Non si pensi, infine, che il male, il Maligno, il Diavolo, non esistano più e la preghiera per esserne liberati comprende i tre aspetti con cui esso è presente nel mondo. Il Diavolo ha la struttura di un essere, come gli esseri liberi. Esitiamo giustamente – prosegue Kasper – a riconoscere al diavolo la dignità di persona, e aggiunge: «Joseph Ratzinger coglie nel segno quando afferma che il diavolo è una persona in degrado, la caricatura e la perversione di una persona. Ha in sé come una smorfia, una pazzia e, in realtà, è folle» (p. 140).
Sulla croce Gesù ha assunto la totalità del male compiuto e patito dagli uomini e lo ha vinto con l’amore, la sua oblazione generosa e onerosa, la risurrezione, l’effusione/consegna dello Spirito Santo.
Anche se non accennata da Kasper, penso che la preghiera di liberazione dalla tentazione possa avere anche una notazione escatologica e riferirsi quindi anche alla tragica possibilità di cadere nella tentazione decisiva e ultima della perdita della fede.
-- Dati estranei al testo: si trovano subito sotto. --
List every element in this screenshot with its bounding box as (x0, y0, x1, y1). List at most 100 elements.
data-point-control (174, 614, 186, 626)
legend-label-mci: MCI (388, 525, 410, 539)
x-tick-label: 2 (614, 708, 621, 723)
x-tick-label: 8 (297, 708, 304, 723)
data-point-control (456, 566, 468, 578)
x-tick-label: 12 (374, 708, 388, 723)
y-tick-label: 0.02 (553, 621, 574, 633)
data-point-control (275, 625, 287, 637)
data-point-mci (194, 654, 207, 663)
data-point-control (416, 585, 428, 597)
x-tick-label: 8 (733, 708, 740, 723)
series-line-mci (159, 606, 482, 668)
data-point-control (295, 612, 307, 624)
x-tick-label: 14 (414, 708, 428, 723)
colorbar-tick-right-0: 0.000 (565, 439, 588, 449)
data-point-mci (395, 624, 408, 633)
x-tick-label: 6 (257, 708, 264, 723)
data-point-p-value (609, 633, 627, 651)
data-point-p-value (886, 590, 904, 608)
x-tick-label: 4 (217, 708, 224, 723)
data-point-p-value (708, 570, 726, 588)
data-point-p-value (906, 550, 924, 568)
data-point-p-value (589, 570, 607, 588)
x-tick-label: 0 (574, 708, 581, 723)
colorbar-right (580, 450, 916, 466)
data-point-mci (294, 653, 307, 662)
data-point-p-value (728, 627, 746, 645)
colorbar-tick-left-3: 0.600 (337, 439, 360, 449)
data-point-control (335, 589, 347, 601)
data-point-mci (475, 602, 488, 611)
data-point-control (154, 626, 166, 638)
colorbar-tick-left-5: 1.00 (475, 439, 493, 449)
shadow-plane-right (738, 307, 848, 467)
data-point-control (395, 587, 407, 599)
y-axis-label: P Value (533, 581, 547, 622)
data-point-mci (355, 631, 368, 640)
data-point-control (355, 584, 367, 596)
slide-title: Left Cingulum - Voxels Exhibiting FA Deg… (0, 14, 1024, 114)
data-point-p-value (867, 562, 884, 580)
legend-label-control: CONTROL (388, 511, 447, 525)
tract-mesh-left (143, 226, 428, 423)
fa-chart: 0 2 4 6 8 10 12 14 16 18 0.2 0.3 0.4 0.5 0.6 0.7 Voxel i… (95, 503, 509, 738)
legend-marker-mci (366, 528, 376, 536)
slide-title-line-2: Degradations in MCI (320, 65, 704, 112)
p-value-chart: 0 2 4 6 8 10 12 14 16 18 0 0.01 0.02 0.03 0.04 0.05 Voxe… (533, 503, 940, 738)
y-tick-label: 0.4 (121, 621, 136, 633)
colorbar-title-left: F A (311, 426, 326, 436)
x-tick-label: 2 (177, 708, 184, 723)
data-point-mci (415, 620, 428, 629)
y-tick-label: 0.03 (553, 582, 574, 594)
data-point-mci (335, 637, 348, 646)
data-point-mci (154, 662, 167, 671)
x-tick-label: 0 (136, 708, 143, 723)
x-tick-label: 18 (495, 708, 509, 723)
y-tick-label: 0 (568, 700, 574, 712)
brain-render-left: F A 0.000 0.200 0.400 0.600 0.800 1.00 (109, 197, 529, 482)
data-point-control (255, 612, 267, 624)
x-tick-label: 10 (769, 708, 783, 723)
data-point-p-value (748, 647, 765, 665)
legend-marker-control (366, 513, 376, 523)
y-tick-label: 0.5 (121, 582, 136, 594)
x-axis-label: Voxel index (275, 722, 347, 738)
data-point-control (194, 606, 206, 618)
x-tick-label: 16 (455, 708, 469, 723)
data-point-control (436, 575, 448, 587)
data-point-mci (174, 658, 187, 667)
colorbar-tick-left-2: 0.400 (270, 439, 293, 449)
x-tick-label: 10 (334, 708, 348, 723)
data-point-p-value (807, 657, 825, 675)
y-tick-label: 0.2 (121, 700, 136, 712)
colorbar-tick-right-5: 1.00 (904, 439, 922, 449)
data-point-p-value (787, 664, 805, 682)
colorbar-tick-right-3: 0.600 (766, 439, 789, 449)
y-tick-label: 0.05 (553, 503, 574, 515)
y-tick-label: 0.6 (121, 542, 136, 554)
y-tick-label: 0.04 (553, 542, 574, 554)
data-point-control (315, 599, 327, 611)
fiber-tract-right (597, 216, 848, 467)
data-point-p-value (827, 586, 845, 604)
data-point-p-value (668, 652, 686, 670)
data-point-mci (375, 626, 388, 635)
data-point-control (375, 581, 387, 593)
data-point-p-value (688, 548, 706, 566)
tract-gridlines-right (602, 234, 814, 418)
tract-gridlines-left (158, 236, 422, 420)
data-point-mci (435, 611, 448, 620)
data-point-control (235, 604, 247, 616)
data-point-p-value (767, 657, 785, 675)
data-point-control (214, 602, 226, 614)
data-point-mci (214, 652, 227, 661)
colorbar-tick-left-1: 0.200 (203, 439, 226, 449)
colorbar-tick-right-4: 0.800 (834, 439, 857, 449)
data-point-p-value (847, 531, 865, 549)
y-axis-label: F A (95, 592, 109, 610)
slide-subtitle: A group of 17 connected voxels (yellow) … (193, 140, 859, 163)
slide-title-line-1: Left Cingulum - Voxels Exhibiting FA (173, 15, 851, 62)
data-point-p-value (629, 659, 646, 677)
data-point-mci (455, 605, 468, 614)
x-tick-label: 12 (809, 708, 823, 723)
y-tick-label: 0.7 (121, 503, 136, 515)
C’è chi afferma che il Padre nostro è una preghiera escatologica, da recitare pochissime volte, non in modo devozionale ma in riferimento alla massima serietà del momento escatologico…
Per meditare e pregare
Il Padre nostro si presenta quindi come una preghiera rivoluzionaria, capace di sconfiggere il delirio di onnipotenza dell’uomo, di sovvertire i criteri mondani di vita consolidati, di vincere il male che attanaglia il cuore l’uomo, di infondere speranza certa che il male può essere vinto in Gesù e che nel mondo possa regnare la vita di Dio, Padre buono di tutti i suoi figli. Egli ci invita e ci dà la forza per prenderci cura e responsabilità di tutti i fratelli che compaiono sulla faccia della terra.
Un libro utile per la meditazione e per la preghiera, questo di Kasper sul Padre nostro. Esso fa ritornare tutti alle cose essenziali, soprattutto a non sentirsi onnipotenti ma, al contrario, dipendenti da una un grazia originale proveniente da un Padre che ci ama, ci custodisce e desidera la vita piena per ciascuno dei suoi figli.